Early morning paper round

In the early 1960s I used to have an early morning paper round from the Bon-Bon shop at The Grenadier pub. Every morning the local milk-man and I used to greet each other around about the same place, close to Lark Hill and Northease Drive). One day he asked what I earned for getting up six days a week to deliver the morning papers. “Ten shillings”, I replied (50p). “How about working for me on Saturday and Sunday mornings only, and I’ll give you 12 shillings and six pence?” (62.5p) he said. No discussion was needed.

A big pay increase

So I got a 25% increase, and instead of getting up early six days a week, I’d only need to get up two days a week? I was 13 years old and if health and safety knew what was going on they’d have had a field day. I used to ride the running board of the milk float with a bottle of milk in each pocket of my donkey jacket and, usually, two more pints in each hand, while jumping from the moving float to deliver to door. In all the time I worked for the milkman I never had an accident.

A lethal brew on offer

On Saturdays we also used to collect the weekly money due. I remember collecting from the building site hut in Buckley Close one Saturday morning when the foreman asked; “Want a cup of tea son?” He handed me a pretty dirty looking mug and pointed to a galvanised bucket hanging on a tripod over a fire in the middle of the hut. The tea in the bucket already had everything added. Tea, water, sugar and milk were left brewing all day long. Just dip in the mug and enjoy. I managed to make my excuses and leave. Great memories.
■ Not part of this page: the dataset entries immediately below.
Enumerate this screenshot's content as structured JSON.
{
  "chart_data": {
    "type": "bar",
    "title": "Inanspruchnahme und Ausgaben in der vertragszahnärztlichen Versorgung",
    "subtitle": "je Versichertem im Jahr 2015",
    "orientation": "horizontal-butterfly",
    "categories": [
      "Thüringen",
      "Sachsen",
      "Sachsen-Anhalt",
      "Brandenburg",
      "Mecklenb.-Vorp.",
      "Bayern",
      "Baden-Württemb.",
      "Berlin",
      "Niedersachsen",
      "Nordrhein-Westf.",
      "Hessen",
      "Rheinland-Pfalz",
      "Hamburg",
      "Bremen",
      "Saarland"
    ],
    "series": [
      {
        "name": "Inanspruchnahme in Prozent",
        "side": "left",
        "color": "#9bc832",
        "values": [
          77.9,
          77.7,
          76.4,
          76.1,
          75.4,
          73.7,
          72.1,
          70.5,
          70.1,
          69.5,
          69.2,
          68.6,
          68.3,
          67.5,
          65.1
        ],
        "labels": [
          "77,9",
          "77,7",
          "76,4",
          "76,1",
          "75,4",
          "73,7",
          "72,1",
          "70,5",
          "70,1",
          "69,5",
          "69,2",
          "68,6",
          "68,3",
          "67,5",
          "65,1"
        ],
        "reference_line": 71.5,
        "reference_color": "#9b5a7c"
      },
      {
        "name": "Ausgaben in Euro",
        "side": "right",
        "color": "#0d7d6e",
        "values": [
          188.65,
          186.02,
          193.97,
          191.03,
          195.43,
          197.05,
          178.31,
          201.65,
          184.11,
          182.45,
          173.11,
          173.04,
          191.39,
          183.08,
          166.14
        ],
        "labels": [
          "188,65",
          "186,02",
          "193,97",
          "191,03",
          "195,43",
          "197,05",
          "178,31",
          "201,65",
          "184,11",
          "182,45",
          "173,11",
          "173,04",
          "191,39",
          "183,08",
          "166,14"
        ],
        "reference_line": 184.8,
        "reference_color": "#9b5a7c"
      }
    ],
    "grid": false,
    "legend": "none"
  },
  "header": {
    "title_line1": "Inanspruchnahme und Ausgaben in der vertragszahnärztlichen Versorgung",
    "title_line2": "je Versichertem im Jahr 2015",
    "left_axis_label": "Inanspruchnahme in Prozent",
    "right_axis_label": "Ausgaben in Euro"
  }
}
Maybe I delivered your milk? Do you remember your milkman? If you would like to share your memories, post a comment below.

Comments about this page

  • The milkman’s name was Jim something, by the way.

    By Alan Phillips (25/10/2012)
  • How amazing Alan that after meeting you yesterday 05/04/16, I was looking at this site and saw your post.  I also did a paper round from Bullens and a milk round with a fellow called Ron.

    By Mel Davis (06/04/2016)
  • My Grandad owned the Bon Bon shop and I lived above it with my Mum. I was often called upon to deliver newspapers when the newsboys did not turn up.

    By Jackie Wells (10/05/2016)
  • To Jackie Wells: I had an evening paper round at the Bon Bon shop 1953/54 delivering about 40 Argus papers mainly to Medway and Fallowfield Crescent area. An old gentleman numbered the papers and was supported in the shop by a younger man. Which one was your Grandad? I can’t recall his name.